Today i am going to cover the basics of performing a docker build, pushing the built image to our private registry and finally deploying a service that uses the built image.

If you want to run this example in your own environment clone the github repository

https://github.com/zubeax/simple-quiz.git

Retracing my steps does not require you to wait until Scartaris’s shadow caresses the crater of Snaefells Jökull. But you won’t (for good or worse) make it to the center of the earth either.

Enjoy the trip.

Docker Build

The ‘build.sh’ script in the repository root kicks off a regular docker build from the contents of the repo (this is what the trailing ‘.’ is for). After the build is complete the ‘docker push’ command pushes the image to our private registry.

#File: 'build.sh'
REGISTRY=registry.k3s.kippel.de:5000
IMAGE=/development/flask/simple-quiz
TAG=v0.9

docker build --progress=plain -t ${REGISTRY}${IMAGE}:${TAG} . 
docker push ${REGISTRY}${IMAGE}:${TAG}

The service is a flask-based python application.
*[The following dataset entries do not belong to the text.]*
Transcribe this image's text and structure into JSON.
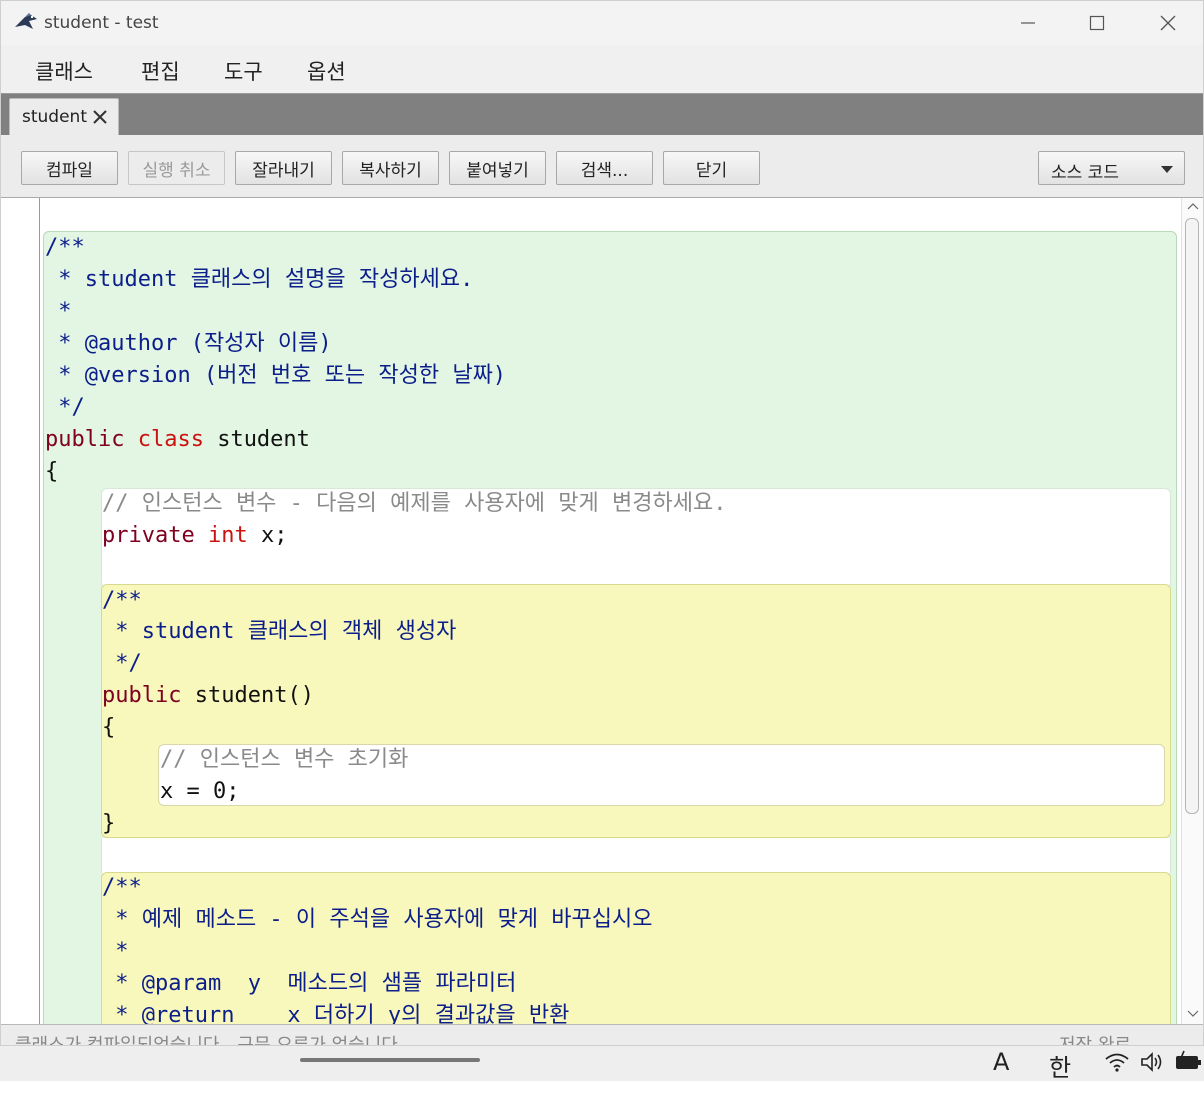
{
  "window": {
    "title": "student - test",
    "controls": [
      "minimize",
      "maximize",
      "close"
    ]
  },
  "menu": [
    "클래스",
    "편집",
    "도구",
    "옵션"
  ],
  "tab": {
    "label": "student"
  },
  "toolbar": {
    "compile": "컴파일",
    "undo": "실행 취소",
    "cut": "잘라내기",
    "copy": "복사하기",
    "paste": "붙여넣기",
    "find": "검색...",
    "close": "닫기",
    "view_selected": "소스 코드"
  },
  "code": {
    "l1": "/**",
    "l2": " * student 클래스의 설명을 작성하세요.",
    "l3": " *",
    "l4": " * @author (작성자 이름)",
    "l5": " * @version (버전 번호 또는 작성한 날짜)",
    "l6": " */",
    "l7_public": "public ",
    "l7_class": "class",
    "l7_name": " student",
    "l8": "{",
    "l9": "// 인스턴스 변수 - 다음의 예제를 사용자에 맞게 변경하세요.",
    "l10_private": "private ",
    "l10_int": "int",
    "l10_rest": " x;",
    "l11": "/**",
    "l12": " * student 클래스의 객체 생성자",
    "l13": " */",
    "l14_public": "public",
    "l14_rest": " student()",
    "l15": "{",
    "l16": "// 인스턴스 변수 초기화",
    "l17": "x = 0;",
    "l18": "}",
    "l19": "/**",
    "l20": " * 예제 메소드 - 이 주석을 사용자에 맞게 바꾸십시오",
    "l21": " *",
    "l22": " * @param  y  메소드의 샘플 파라미터",
    "l23": " * @return    x 더하기 y의 결과값을 반환"
  },
  "status": {
    "message": "클래스가 컴파일되었습니다 - 구문 오류가 없습니다",
    "right": "저장 완료"
  },
  "taskbar": {
    "ime_latin": "A",
    "ime_korean": "한"
  },
  "colors": {
    "class_scope": "#e3f5e3",
    "method_scope": "#f8f8bc",
    "doc_comment": "#0b1e8a",
    "keyword": "#800020",
    "class_keyword": "#cc1111",
    "line_comment": "#8a8a8a"
  }
}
It requires python and a python venv environment with the packages from ‘requirements.txt’ installed. Since the build sets out from a plain-vanilla debian image, we have quite a bit of customizing to do.

#File: 'Dockerfile'
FROM debian:latest

LABEL maintainer="axel@kippel.de"

USER root

RUN apt-get update && apt-get -y install build-essential python3 python3-pip python3-dev python3-venv

ADD ./app/ /app

RUN python3 -m venv /app/quizenv
RUN . /app/quizenv/bin/activate && pip3 install -r /app/requirements.txt

#we need a numeric user to be compliant with OCP rules
RUN chown -R 1000480000 /app
USER 1000480000

EXPOSE 8000

CMD cd /app && . /app/quizenv/bin/activate && /app/quizenv/bin/gunicorn --bind=0.0.0.0 --timeout 600 --log-level debug quiz:app

Here is the build log. Nothing special to remark.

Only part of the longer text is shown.